荒木:僕たちは即興性がそんなに得意ではなかったと思います。だから、こういう形に移っていったのだろうなと思いました。その場で感じ、考えを巡らせて形にするということは、いつも意識していますが、グルーヴの中で形を作っていくというよりは、ねちねち考えて形にするほうが僕らにとっては合っているのだと思います。瞬発力よりも粘り腰といった感じですかね。即興性みたいものにはめちゃくちゃ憧れますけどね。

河野:プレゼンテーションでも「時間」について話されていましたが、より長いスパンで見ているということなのでしょうか。

荒木:常にそれを意識してるわけではないのですが、ずっとベースにある感じです。

「現場の自由さ」をどうつくるのか

河野:荒木さんから、和田さんに対して感じたことは何かありますか。

荒木:みなさんで計画されているということですが、和田さんが上手くコントロールしている部分があるのだと思います。それをどのくらい意識されているのか、コントロールと即興の割合をどう考えているのか、その都度違うとは思うのですが、考えていることがあれば伺いたいです。

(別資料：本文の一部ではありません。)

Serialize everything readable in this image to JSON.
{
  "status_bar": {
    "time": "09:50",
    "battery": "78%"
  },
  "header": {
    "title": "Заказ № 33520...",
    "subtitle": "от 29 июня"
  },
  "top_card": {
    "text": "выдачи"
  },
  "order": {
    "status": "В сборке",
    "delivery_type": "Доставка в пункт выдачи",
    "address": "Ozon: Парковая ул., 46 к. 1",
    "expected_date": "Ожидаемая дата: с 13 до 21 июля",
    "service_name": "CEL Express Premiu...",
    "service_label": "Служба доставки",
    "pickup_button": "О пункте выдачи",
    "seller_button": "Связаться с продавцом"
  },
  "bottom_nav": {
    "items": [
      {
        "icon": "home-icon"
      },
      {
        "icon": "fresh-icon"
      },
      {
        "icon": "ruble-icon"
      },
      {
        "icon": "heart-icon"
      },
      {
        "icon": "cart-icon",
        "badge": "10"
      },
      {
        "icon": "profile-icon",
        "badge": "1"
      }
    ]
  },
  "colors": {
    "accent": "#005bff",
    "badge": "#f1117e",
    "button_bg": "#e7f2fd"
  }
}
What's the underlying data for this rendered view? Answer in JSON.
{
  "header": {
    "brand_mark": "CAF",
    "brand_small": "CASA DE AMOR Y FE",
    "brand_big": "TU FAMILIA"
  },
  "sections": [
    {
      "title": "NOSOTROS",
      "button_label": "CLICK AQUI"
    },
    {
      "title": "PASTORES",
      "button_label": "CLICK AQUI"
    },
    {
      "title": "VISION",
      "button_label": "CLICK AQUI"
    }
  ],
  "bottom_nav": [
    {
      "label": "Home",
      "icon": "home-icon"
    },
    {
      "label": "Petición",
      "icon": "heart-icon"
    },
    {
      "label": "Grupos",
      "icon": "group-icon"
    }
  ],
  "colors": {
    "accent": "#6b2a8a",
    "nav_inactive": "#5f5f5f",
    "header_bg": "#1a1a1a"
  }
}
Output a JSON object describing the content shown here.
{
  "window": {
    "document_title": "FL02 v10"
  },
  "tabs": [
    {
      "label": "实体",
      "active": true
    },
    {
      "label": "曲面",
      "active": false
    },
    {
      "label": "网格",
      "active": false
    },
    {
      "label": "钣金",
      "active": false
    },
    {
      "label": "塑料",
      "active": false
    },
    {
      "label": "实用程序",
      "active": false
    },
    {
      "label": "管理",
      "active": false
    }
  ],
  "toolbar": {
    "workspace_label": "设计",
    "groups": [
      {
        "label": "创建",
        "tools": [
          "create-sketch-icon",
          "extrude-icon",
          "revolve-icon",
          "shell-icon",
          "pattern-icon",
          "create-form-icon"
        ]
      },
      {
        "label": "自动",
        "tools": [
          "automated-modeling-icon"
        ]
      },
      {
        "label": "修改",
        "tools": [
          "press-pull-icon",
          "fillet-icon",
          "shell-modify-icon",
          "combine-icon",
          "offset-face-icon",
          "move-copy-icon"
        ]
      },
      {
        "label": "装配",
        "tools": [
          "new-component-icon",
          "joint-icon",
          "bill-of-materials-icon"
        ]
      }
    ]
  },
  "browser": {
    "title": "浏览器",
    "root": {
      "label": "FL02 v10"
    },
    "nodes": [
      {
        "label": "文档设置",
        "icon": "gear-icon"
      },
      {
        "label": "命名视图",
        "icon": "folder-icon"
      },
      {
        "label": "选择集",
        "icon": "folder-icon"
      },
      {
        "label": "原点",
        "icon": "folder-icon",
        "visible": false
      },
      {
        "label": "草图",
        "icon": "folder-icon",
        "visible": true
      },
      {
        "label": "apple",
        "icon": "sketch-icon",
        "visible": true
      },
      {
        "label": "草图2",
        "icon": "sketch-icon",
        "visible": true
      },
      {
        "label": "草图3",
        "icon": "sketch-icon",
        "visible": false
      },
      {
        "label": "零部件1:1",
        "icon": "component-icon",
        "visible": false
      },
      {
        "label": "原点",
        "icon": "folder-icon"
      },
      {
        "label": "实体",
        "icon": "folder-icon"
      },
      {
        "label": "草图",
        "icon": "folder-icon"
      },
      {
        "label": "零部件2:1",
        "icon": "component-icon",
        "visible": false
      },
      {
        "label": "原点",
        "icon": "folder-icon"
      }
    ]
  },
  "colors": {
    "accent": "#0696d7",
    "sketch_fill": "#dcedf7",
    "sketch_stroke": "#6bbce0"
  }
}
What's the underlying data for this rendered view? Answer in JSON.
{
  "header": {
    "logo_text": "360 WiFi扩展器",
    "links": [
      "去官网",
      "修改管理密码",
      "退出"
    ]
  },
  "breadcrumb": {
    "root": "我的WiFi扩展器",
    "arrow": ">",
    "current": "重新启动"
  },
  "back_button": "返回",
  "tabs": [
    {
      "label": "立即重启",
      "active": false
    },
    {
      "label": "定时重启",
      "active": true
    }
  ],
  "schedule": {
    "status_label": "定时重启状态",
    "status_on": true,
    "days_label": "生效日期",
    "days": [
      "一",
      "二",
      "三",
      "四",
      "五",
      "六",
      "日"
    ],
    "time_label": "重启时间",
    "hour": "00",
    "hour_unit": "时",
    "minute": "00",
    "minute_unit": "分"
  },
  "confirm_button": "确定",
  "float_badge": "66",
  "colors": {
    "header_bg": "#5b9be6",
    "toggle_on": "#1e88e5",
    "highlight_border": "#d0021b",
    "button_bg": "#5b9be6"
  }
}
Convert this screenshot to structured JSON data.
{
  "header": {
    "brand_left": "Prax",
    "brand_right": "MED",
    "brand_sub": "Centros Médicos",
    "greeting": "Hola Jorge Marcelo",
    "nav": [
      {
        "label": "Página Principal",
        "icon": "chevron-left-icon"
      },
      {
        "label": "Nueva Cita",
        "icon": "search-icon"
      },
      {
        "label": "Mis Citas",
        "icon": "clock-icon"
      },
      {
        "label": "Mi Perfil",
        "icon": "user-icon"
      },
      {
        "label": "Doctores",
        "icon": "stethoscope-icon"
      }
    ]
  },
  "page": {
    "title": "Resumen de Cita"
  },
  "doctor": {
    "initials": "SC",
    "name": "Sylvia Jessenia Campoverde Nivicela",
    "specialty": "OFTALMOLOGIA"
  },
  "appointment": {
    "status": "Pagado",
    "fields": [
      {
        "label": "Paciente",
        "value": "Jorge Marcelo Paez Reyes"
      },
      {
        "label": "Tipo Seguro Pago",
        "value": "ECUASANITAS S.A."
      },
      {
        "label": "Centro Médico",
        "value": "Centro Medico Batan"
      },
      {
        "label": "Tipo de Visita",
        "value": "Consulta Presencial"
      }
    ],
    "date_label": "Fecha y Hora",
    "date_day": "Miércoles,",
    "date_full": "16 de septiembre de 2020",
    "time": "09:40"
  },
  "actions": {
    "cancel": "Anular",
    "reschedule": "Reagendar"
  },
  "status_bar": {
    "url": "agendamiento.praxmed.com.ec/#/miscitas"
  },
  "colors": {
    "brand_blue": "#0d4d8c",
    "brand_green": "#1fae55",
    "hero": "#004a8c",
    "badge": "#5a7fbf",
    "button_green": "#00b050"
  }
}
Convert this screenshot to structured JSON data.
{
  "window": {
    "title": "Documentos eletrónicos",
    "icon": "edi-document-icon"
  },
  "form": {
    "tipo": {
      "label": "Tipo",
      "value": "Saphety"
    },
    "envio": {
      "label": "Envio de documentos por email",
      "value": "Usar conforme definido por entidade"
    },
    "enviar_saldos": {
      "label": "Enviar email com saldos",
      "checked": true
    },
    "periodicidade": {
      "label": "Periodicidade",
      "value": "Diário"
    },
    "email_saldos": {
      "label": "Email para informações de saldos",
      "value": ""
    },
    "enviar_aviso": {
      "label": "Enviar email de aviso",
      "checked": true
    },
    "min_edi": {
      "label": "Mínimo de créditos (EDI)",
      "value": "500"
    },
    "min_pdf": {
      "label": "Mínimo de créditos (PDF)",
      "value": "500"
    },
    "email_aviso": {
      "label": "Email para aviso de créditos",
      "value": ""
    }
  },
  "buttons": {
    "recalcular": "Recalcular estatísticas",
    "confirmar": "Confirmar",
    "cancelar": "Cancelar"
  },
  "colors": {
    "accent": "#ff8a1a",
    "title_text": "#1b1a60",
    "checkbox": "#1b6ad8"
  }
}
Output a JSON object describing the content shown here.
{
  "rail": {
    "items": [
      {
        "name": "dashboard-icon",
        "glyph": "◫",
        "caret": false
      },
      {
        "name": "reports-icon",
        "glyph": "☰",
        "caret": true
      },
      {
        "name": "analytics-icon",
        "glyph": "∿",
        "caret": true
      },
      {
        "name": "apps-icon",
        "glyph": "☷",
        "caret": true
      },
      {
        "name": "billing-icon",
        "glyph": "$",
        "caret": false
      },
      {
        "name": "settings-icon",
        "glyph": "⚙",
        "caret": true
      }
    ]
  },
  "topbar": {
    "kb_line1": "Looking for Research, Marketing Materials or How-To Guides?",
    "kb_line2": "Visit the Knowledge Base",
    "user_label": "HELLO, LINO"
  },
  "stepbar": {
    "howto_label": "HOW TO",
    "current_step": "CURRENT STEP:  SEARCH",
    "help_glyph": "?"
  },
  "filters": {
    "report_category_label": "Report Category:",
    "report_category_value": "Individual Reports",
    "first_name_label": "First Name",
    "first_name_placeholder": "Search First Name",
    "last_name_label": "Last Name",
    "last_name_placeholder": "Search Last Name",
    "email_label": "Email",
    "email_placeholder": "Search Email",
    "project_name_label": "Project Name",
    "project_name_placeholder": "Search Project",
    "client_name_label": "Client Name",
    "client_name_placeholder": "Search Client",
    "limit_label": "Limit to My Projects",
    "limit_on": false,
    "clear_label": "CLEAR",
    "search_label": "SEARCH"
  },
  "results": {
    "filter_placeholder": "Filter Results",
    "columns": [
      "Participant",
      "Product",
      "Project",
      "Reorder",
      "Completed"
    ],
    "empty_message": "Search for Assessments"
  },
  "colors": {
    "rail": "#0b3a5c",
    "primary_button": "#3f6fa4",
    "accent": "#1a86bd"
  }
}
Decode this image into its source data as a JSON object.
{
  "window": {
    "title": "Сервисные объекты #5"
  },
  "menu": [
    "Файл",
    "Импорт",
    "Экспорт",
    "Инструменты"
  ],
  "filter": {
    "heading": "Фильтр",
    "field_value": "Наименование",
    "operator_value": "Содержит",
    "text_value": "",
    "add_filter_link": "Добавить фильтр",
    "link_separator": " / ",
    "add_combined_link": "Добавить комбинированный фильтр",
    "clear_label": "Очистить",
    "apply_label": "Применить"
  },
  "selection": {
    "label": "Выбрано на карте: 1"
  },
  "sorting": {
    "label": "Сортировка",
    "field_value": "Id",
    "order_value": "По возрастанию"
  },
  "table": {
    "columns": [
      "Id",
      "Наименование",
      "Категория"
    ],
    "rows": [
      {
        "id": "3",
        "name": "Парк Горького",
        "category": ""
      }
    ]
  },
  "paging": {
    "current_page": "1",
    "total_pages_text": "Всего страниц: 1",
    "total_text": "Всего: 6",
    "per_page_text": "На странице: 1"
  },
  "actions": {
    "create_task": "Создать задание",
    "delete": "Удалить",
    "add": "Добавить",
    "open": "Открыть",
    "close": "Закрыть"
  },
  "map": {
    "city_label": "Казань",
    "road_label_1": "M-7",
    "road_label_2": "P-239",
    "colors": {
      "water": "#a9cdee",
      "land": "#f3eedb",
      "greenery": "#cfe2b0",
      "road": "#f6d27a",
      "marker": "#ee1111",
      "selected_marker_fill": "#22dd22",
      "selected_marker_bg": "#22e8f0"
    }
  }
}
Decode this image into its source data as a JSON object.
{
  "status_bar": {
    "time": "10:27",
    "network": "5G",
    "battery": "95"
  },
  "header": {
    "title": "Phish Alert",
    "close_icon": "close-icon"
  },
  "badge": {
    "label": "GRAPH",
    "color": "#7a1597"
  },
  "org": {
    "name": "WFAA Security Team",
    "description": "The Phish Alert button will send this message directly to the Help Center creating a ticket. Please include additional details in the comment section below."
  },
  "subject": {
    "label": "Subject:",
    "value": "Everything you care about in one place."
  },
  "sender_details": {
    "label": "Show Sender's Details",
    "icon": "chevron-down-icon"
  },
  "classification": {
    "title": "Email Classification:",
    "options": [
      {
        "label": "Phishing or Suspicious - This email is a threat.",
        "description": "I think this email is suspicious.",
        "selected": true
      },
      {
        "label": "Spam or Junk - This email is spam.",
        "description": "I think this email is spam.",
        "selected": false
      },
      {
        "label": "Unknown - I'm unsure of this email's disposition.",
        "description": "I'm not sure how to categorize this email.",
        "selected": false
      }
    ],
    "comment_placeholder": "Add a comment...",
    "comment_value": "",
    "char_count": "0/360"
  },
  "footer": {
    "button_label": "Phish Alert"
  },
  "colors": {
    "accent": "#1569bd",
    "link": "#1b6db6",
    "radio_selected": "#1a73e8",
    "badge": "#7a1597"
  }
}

和田:たとえば最後に話した現場では、完成図みたいなものを最初にちゃんと共有することをしました。現場では最初にセルフ地鎮祭をやるのですが、そのときにみんなでその現場のノリを感じ取って、「ここの現場だったら、こういうキッチンにしたら気持ちいいよね」とかいろいろ話していくんです。それでなんとなく完成図をつくって、あとはみんなで紡いでいき、徐々に組み立てていくというような感じです。

荒木:逆に、「最初はこうやって考えてたけど、現場でみんなが話してこう変わった」みたいなわかりやすい話って何かってありますか。

和田:先ほど話した半地下の基礎の部分ですが、寸法は図面で決めていたのですが、テクスチャについては何も決まっていませんでした。それを、職人が「解体して出てきた分厚い床板を転写したら面白いんじゃないか」とか、施主が「それなら庭の植物を入れますか」とか、アイデアを出しあって、できていきました。

荒木:それはちょっとやめましょう、みたいなこともあるんですか。

和田:ありますね。そういうことが出てきた時は、割と時間をかけて、「これはこういう意図があるんだ」という話し合いをして、「こういうアプローチもあるんじゃないか」という提案を出し合っていくようにしています。

河野:共通項でも出ていましたが、「一緒につくる人への敬意」みたいなものをすごく感じました。「現場にいる人が自由であるということを確保したい」という言葉は、正直、初めて聞いた言葉で、すごく衝撃的でした。

設計施工でコストや品質をコントロールする方法

河野:「コスト的に余裕のない案件が多いかと思いますが、設計費用をどう考えていますか」という質問が来ましたが、いかがでしょうか。

荒木:うちは普通に施工費をもらってます。僕らが現場に入る場合は人工のような形で計算してもらう。全部が全部じゃないですけど、そういうふうにして時間をつくるということをしています。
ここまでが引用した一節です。